Compact washers range from $200 for a tiny portable model to about $2,050 for a 24-inch, front-loading Energy Star washing machine with stainless steel exterior and tub and a dozen wash cycles.

Clothes Dryer Prices
An average electric dryer with about 6 cubic feet of capacity, plastic drum, dial controls, three temperature settings and a few dryer cycles and/or a timed dry feature, will cost between $200 and $400.

Features such as a stainless steel tub, moisture sensors, larger capacity and additional cycles can easily take you up to about $700 or $800.

Gas dryers cost about $50 to $100 more than electric dryers up front, but cost less to operate on a monthly basis.

The most expensive gas dryers are those that use offer the largest capacity, most cycles and designer exterior finishes. They cost anywhere from $800 to $1,200.

Compact dryers range from $300 for basic 24-inch electric dryer to about $1,750 for a 24- electric dryer with stainless steel exterior and drum and more than a dozen dryer settings.

Washer-Dryer Combo Prices
A laundry center-a stacked washer and dryer unit-ranges from $750 to $2,000, with most falling under $1,300.

An all-in-one washer-dryer unit, in which washing and drying take place in the same tub, ranges from $700 for a compact model to $1,700 for a full-size model with electronic controls, multiple wash cycles, stainless steel tub and noise-reduction features.




Things to Think About When Selecting Washers and Dryers


Courtesy of Whirlpool Appliances

To help focus your selection process, ask yourself the following questions. You also can print out the PDF version of the questionnaire and refer to it while visiting an appliance showroom or retail store.

PDF Version


  1. Do I prefer a front-loading or top-loading washer?

  2. Do I want a gas or electric dryer?

  3. What are the dimensions of my current washer and dryer? Does my current floor plan allow for changes in these dimensions? Do I want to relocate the washer and dryer or change my floor plan?

  4. Will the washer and dryer be in a closet or other tight space?
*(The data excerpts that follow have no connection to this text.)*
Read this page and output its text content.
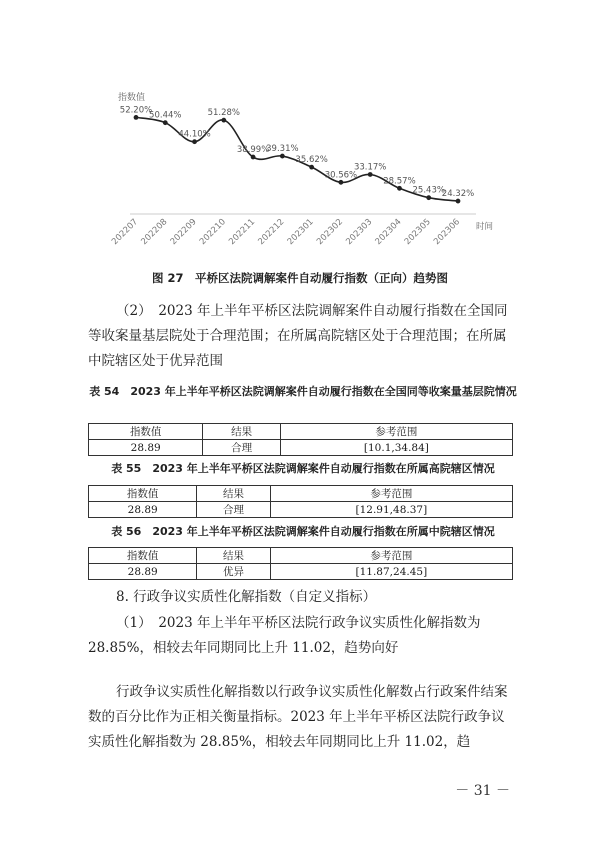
指数值
时间
52.20%
202207
50.44%
202208
44.10%
202209
51.28%
202210
38.99%
202211
39.31%
202212
35.62%
202301
30.56%
202302
33.17%
202303
28.57%
202304
25.43%
202305
24.32%
202306
图 27　平桥区法院调解案件自动履行指数（正向）趋势图
（2）　2023 年上半年平桥区法院调解案件自动履行指数在全国同等收案量基层院处于合理范围；在所属高院辖区处于合理范围；在所属中院辖区处于优异范围
表 54　2023 年上半年平桥区法院调解案件自动履行指数在全国同等收案量基层院情况
指数值	结果	参考范围
28.89	合理	[10.1,34.84]
表 55　2023 年上半年平桥区法院调解案件自动履行指数在所属高院辖区情况
指数值	结果	参考范围
28.89	合理	[12.91,48.37]
表 56　2023 年上半年平桥区法院调解案件自动履行指数在所属中院辖区情况
指数值	结果	参考范围
28.89	优异	[11.87,24.45]
8. 行政争议实质性化解指数（自定义指标）
（1）　2023 年上半年平桥区法院行政争议实质性化解指数为 28.85%，相较去年同期同比上升 11.02，趋势向好
行政争议实质性化解指数以行政争议实质性化解数占行政案件结案数的百分比作为正相关衡量指标。2023 年上半年平桥区法院行政争议实质性化解指数为 28.85%，相较去年同期同比上升 11.02，趋
－ 31 －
If so, do I want to stack them?

  5. Will the washer and dryer be in a readily visible location? If so, do I want to coordinate their color, finish and styling with the rest of the room?

  6. Is my available space so small that I should consider a combination washer/dryer appliance?

  7. Do I want my washer and dryer placed on platforms so that I don't have to bend down to load and unload them?

  8. Are environmental considerations such as energy and water savings important to me?

  9. Do I want large-capacity appliances so that I can do fewer but bigger loads of laundry, or do I need to do more frequent, smaller loads?

  10. Is it important to have quiet appliances to avoid disturbing neighbors or sleeping family members?

  11. Do I need a sanitizing wash cycle for heavily soiled clothing or family members with allergies?

  12. Do I need just a few wash and dry cycles, or do I have multiple fabric and stain types that require a wide range of temperatures, water levels and other options?